Preferably the microorganism is Aspergillus ochraceus. The purity of the steroid is preferably more than 90%. More preferably the purity of the steroid is between 90 and 95%. The present method using impure substrates affords microbial transformations at substrate concentrations, which are substantially greater than the maximum concentrations as disclosed by blunt or Deshayes.

DETAILED OF DESCRIPTION OF THE INVENTION

The present microbial method can be used with steroids having an unsubstituted 11-position. Preferred examples are estr-4-ene-3,17-dione and canrenone.

The surprising effect of impurities on the conversion degree is illustrated in the following tables.

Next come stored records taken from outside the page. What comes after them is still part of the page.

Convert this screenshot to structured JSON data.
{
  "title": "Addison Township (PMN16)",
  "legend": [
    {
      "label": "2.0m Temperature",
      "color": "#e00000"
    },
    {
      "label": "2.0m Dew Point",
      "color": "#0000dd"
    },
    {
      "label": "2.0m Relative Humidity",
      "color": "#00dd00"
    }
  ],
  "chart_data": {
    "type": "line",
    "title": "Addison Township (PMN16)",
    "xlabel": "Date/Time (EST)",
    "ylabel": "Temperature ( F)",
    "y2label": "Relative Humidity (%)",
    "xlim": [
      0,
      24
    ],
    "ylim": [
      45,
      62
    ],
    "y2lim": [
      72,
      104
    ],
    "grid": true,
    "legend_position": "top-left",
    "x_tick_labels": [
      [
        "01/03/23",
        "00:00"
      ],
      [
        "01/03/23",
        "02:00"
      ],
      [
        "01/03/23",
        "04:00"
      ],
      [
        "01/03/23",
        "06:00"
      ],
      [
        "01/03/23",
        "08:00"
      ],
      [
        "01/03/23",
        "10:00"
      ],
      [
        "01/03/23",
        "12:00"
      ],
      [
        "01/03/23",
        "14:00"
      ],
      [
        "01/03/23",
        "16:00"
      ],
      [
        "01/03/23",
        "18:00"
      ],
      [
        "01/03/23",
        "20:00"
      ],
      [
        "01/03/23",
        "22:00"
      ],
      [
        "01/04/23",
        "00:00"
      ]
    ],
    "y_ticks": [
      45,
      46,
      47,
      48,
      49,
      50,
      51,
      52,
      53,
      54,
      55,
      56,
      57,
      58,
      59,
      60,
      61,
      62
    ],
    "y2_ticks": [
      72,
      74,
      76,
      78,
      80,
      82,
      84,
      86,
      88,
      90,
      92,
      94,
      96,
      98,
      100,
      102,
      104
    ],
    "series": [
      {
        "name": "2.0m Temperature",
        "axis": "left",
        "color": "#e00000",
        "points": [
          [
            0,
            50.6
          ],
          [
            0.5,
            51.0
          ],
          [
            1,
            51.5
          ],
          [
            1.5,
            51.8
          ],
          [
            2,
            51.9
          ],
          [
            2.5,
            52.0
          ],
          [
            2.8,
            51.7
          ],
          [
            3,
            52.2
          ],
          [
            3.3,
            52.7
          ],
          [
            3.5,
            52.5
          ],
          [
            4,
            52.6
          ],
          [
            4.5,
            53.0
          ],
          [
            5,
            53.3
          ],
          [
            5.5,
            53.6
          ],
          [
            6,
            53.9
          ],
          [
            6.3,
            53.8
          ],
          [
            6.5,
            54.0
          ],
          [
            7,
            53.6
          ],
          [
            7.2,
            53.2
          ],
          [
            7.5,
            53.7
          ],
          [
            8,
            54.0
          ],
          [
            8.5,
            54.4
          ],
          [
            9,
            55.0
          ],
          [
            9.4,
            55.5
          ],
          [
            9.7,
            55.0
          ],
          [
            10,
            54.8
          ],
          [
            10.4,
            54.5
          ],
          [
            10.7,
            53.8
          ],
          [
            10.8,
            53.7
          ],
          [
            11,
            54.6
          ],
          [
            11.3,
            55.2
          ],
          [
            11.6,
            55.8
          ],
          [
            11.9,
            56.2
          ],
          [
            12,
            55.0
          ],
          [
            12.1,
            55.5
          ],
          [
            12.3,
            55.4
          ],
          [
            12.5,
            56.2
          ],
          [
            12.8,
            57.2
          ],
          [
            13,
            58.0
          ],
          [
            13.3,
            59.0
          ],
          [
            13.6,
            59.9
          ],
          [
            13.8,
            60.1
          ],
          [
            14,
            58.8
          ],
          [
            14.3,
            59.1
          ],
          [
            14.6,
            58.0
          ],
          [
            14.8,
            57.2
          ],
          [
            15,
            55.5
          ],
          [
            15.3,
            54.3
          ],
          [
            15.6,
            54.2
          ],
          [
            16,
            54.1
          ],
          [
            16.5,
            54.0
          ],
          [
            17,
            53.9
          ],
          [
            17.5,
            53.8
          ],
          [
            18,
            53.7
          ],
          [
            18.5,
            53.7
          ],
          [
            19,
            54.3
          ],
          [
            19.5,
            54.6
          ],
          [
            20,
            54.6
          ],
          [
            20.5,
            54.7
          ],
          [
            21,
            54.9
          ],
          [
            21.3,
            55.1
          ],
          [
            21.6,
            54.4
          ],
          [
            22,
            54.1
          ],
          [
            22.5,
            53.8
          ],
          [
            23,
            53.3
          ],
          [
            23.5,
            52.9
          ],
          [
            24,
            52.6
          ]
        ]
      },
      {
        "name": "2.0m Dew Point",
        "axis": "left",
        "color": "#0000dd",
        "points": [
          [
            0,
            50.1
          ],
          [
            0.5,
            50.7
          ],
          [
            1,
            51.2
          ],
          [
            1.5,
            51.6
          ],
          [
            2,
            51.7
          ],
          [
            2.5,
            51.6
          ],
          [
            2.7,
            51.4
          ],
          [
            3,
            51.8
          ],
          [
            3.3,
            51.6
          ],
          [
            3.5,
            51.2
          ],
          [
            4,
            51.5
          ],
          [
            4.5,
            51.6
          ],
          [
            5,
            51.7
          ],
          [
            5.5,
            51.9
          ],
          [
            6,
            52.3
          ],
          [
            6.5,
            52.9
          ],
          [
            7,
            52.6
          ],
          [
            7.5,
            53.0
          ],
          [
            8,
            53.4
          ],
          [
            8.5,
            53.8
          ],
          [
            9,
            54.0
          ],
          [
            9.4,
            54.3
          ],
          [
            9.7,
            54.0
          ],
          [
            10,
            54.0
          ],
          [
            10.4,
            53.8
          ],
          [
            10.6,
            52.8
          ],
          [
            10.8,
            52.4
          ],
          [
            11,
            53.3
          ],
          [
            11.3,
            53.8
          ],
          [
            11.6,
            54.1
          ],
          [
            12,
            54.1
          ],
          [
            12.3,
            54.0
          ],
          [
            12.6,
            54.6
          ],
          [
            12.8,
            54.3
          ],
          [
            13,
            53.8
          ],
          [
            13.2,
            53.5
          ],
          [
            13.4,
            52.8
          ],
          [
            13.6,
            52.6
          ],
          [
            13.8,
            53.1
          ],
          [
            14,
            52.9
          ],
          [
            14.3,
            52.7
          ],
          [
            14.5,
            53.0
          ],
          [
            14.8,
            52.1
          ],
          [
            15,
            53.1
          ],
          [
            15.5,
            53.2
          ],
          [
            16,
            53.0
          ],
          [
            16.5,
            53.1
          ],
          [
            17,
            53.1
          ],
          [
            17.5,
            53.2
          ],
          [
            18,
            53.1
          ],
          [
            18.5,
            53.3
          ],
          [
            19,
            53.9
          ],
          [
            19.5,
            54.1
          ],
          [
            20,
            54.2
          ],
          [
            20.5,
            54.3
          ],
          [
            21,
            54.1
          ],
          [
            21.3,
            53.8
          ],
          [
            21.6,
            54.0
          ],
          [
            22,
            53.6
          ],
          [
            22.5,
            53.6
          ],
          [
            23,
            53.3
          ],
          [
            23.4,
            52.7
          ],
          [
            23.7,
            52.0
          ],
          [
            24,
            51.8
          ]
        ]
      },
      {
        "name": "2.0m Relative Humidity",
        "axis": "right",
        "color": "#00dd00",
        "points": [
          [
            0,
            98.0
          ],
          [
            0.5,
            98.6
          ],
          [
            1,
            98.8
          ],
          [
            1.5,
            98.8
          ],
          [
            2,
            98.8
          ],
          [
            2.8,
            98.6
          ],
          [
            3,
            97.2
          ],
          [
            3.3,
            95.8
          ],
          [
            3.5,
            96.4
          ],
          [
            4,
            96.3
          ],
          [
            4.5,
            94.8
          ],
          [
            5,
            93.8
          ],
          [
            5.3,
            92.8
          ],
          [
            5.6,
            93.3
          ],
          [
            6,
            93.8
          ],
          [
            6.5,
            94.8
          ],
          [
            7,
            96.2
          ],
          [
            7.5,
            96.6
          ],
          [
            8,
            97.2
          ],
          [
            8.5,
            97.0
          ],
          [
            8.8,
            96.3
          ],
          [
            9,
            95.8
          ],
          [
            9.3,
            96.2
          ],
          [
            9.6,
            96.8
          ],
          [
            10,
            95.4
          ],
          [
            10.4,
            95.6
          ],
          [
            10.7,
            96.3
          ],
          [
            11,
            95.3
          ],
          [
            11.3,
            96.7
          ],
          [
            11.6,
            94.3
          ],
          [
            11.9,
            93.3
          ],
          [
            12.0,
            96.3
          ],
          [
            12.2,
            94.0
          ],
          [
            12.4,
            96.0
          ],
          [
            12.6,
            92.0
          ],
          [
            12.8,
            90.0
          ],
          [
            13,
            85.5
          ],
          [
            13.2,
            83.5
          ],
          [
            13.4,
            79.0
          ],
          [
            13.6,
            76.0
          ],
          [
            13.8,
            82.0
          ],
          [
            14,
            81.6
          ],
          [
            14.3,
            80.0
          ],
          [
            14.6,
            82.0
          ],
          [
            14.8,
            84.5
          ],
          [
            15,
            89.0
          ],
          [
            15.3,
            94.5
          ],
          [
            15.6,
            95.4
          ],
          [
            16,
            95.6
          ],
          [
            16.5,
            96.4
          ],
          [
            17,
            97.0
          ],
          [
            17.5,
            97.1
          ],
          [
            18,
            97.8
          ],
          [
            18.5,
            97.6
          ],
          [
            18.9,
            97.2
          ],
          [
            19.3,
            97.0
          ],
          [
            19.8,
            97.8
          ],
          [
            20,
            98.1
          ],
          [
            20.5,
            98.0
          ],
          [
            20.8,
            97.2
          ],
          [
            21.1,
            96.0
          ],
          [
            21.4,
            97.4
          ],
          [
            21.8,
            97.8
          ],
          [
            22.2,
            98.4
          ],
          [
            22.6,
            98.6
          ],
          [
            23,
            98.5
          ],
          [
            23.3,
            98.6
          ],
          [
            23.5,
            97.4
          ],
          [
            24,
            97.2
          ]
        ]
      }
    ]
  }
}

TABLE I______________________________________Conversion of estr-4-ene-3,17-dione by A. ochraceus purity substrate concentration conversion degree (%) (g/l) (%)______________________________________ 99 15 78 99 10 83 98 25 85 94* 15 91 94* 15 91 94* 15 94 93 25 97 92 10 98______________________________________ *various natural impurities added to pure substrate TABLE II______________________________________Conversion of canrenone by A. ochraceuis purity substrate concentration conversiondegree (%) (g/1) (%)______________________________________100 5 74 100 10 78 100 20 73 100 35 72 96 10 98 94 15 96 96 22 96 95 22 95______________________________________ The invention is further illustrated by the following examples.

EXAMPLES

Example 1

A shake flask containing a mineral growth medium with glucose was inoculated with spores of A. ochraceus and placed on a reciprocal shaker at 28.degree. C. for 15 h. A stirred fermentor containing 5 l of medium was subsequently inoculated with 250 ml of germinated spore suspension. The used medium contained a glucose/yeast extract medium (glucose 40 g/l, yeast extract 10 g/l, pH 5.0). The culture conditions were as follows: stirrer speed 750 rpm, airflow 0.2 l/l/m, temp 28.degree. C. Foaming was measured with an antifoam electrode and controlled by automatic addition of a silicon based antifoam agent. When the culture had a biomass concentration of at least 2 g/l a small portion of estr-4-ene-3,17-dione (1 g/l) was added to induce the synthesis of the hydroxylation enzymes. Three hours later higher concentrations of steroid were added to reach the desired concentrations as given in Table I. The steroid transformation was stopped when repeatedly no increase in conversion was observed.

Example 2

In a shake flask the same culture as described in Example 1 was prepared. When the culture had a biomass concentration of at least 4 g/l the canrenone was added at once to reach the desired concentrations as given in Table II. The steroid transformation was stopped when repeatedly no increase in conversion was observed.

Claims

1. In a microbial method of in vitro transformation of a steroid selected from estr-4-ene-3,17-dione and canrenone into its corresponding 11.alpha.-hydroxy analogue using oxygen and a microorganism selected from the Aspergillus ochraceus, Aspergillus niger,, Rhizopus stolonifer, Rhizopus nigricans, Rhizopus arrhizus, and strains of Pestelotia, the improvement comprising using as substrate a steroid having a purity of less than 97% and more than 90% at a concentration greater than 10 g/l.

2. The method according to claim 1, wherein the microorganism is Aspergillus ochraceus.

3. The method according to claim 1, wherein the purity of the steroid is between 90 and 95%.

4. The method according to claim 2, wherein the purity of the steroid is between 90 and 95%.